Maxwell Bates: The In Crowd will highlight the work of Calgary artist Maxwell Bates, who operated as a modernist painter and an architect responsible for iconic Calgary structures such as the St. Mary’s Cathedral on 18 Ave S.W. The In Crowd focuses on Bates’ later work he created after moving to Victoria from Calgary in the 1960s, where he would remain until his death in 1980.
“Maxwell Bates is this really fascinating figure within Alberta art,” Todd says. “He was a leading Alberta modernist, and during his time here, he created a lot of work and paintings that were really quite boundary pushing and quite serious. Representing depression-era and post-World War Two Alberta in pretty unflinching lights. He has this prairie noir exhibition here called Rough Country. Maxwell Bates was an architect and did all of these things. In the 1960s, he had a stroke. After this, he quit his architecture practice and moved to Victoria with his wife. There he began painting really prolifically from the mid 60s to the mid 70s. The subject matter of these paintings was totally different from what he did before. He started painting cocktail parties and opening receptions — he painted the art world and his social life in Victoria, which, judging from the paintings, is pretty raucous.”

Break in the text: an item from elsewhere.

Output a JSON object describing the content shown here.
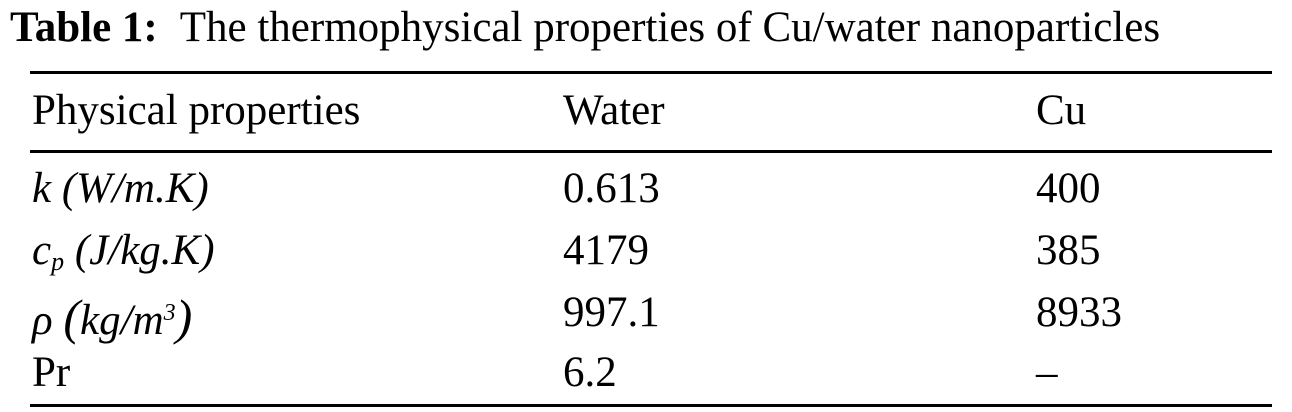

These paintings make use of brighter colours than much of Bates’ earlier work, which used muted colours influenced by the prairie landscape that he inhabited. These works put Bates in an observer’s position, with scenes depicting parties and the people surrounding him.
“It’s this massive series of paintings that are very colourful and very 1960s,” Todd says. “You can see him as an outsider in these social situations and painting people not always in the most flattering light. It was just a body of work that we found so fascinating because it is quite unlike the other things that he had done. It’s interesting for an artist at the end of their career to embark on this new body of work and doing it so prolifically, he must have been painting and painting away in Victoria. A lot of them are coming from public collections and others are coming from generous private collectors.”

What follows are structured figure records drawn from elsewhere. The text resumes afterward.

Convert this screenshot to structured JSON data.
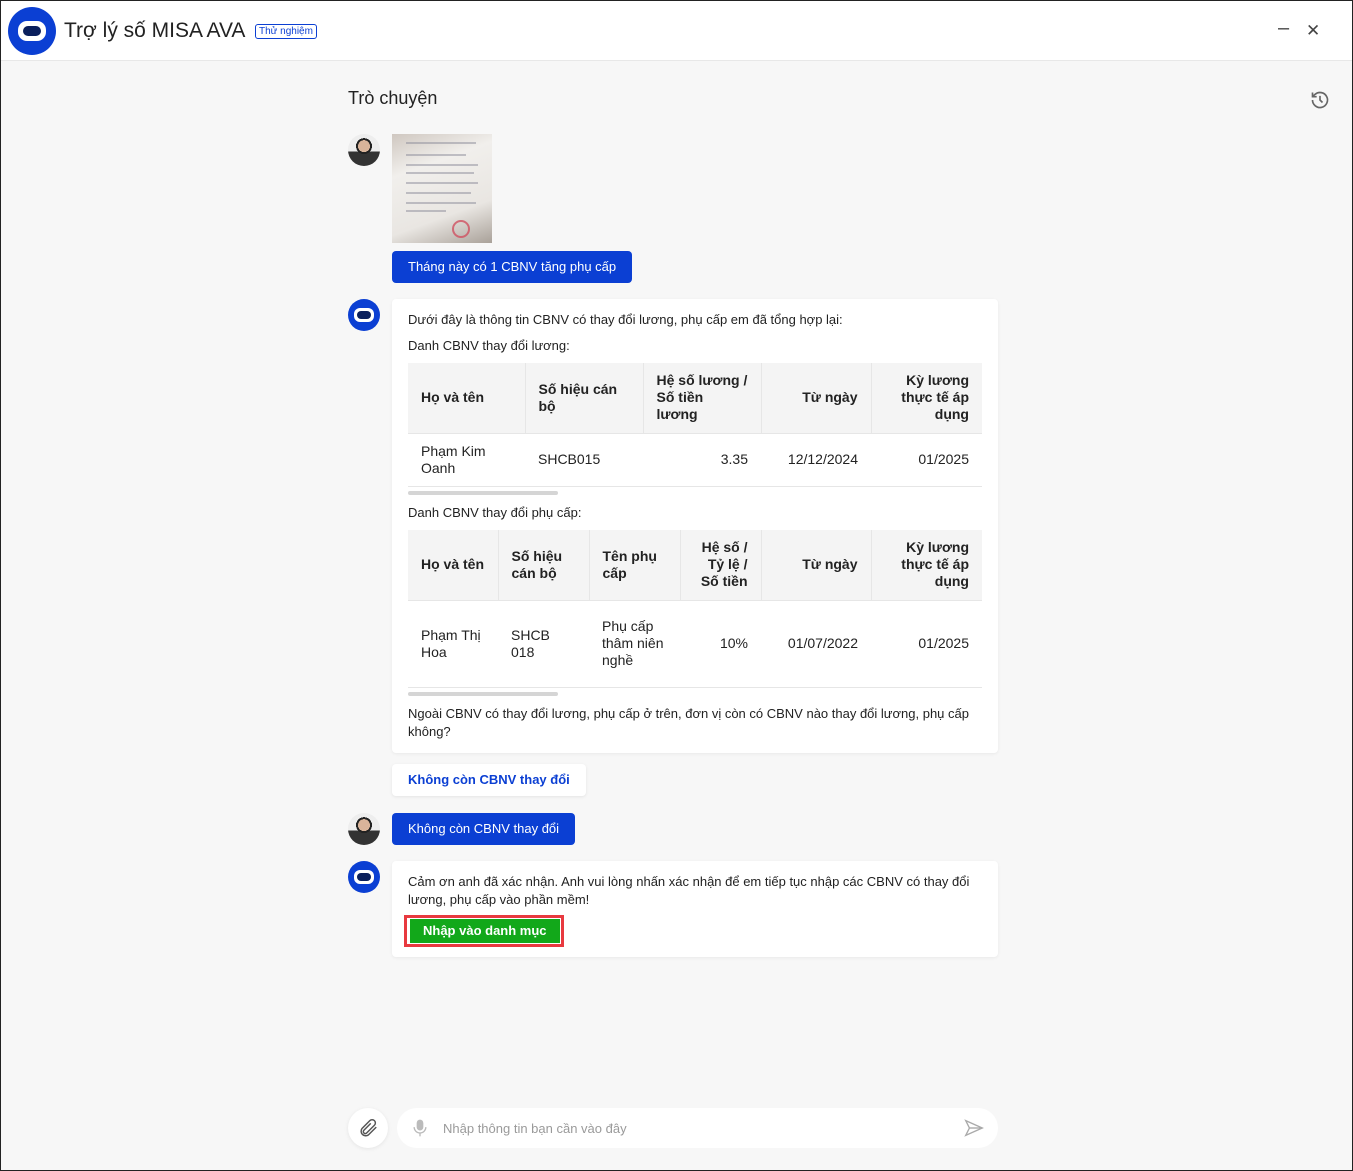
{
  "header": {
    "title": "Trợ lý số MISA AVA",
    "badge": "Thử nghiệm",
    "minimize": "–",
    "close": "✕"
  },
  "chat": {
    "title": "Trò chuyện",
    "messages": {
      "user1": "Tháng này có 1 CBNV tăng phụ cấp",
      "bot1": {
        "intro": "Dưới đây là thông tin CBNV có thay đổi lương, phụ cấp em đã tổng hợp lại:",
        "salary_label": "Danh CBNV thay đổi lương:",
        "salary_table": {
          "headers": [
            "Họ và tên",
            "Số hiệu cán bộ",
            "Hệ số lương / Số tiền lương",
            "Từ ngày",
            "Kỳ lương thực tế áp dụng"
          ],
          "rows": [
            [
              "Phạm Kim Oanh",
              "SHCB015",
              "3.35",
              "12/12/2024",
              "01/2025"
            ]
          ]
        },
        "allowance_label": "Danh CBNV thay đổi phụ cấp:",
        "allowance_table": {
          "headers": [
            "Họ và tên",
            "Số hiệu cán bộ",
            "Tên phụ cấp",
            "Hệ số / Tỷ lệ / Số tiền",
            "Từ ngày",
            "Kỳ lương thực tế áp dụng"
          ],
          "rows": [
            [
              "Phạm Thị Hoa",
              "SHCB 018",
              "Phụ cấp thâm niên nghề",
              "10%",
              "01/07/2022",
              "01/2025"
            ]
          ]
        },
        "question": "Ngoài CBNV có thay đổi lương, phụ cấp ở trên, đơn vị còn có CBNV nào thay đổi lương, phụ cấp không?"
      },
      "suggestion": "Không còn CBNV thay đổi",
      "user2": "Không còn CBNV thay đổi",
      "bot2": {
        "text": "Cảm ơn anh đã xác nhận. Anh vui lòng nhấn xác nhận để em tiếp tục nhập các CBNV có thay đổi lương, phụ cấp vào phần mềm!",
        "button": "Nhập vào danh mục"
      }
    }
  },
  "composer": {
    "placeholder": "Nhập thông tin bạn cần vào đây",
    "value": ""
  },
  "colors": {
    "brand": "#0b3fd3",
    "confirm": "#12a81a",
    "highlight": "#e8393f"
  }
}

Ron Moppett: Do You Remember/Snow and Stars is curated by Nancy Tousley as part of her acclaimed One New Work series. The exhibition will highlight the work of famed Calgary artist Ron Moppett.
“With this series, Nancy Tousley has been inviting artists from this region to present one new work as the title indicates,” Todd says. “Ron Moppett is a very important painter who has lived and worked in Calgary for a long time. He’s incredibly influential. It’s going to be one new work and a couple of other works he’s bringing in as well.”
There will be numerous programs happening at the Museum during the exhibitions to help further understand the works exhibited.
“There’s going to be lots of different programs going on,” Todd says. “There’s going to be talks going on about Maxwell Bates, there’s going to be one called Culture and Cocktails. With the Vivan Maier exhibition, we’ll be screening Finding Vivian Maier a lot. There’s going to be lots of ways to interact with the exhibits aside from just seeing them. There’s going to be a launch party, which is going to be a super fun pay-what-you-can kickoff to the season and it will be on Sat. Feb. 8. That goes from 7:30–10:30 p.m. It’s a great way to come see the shows too.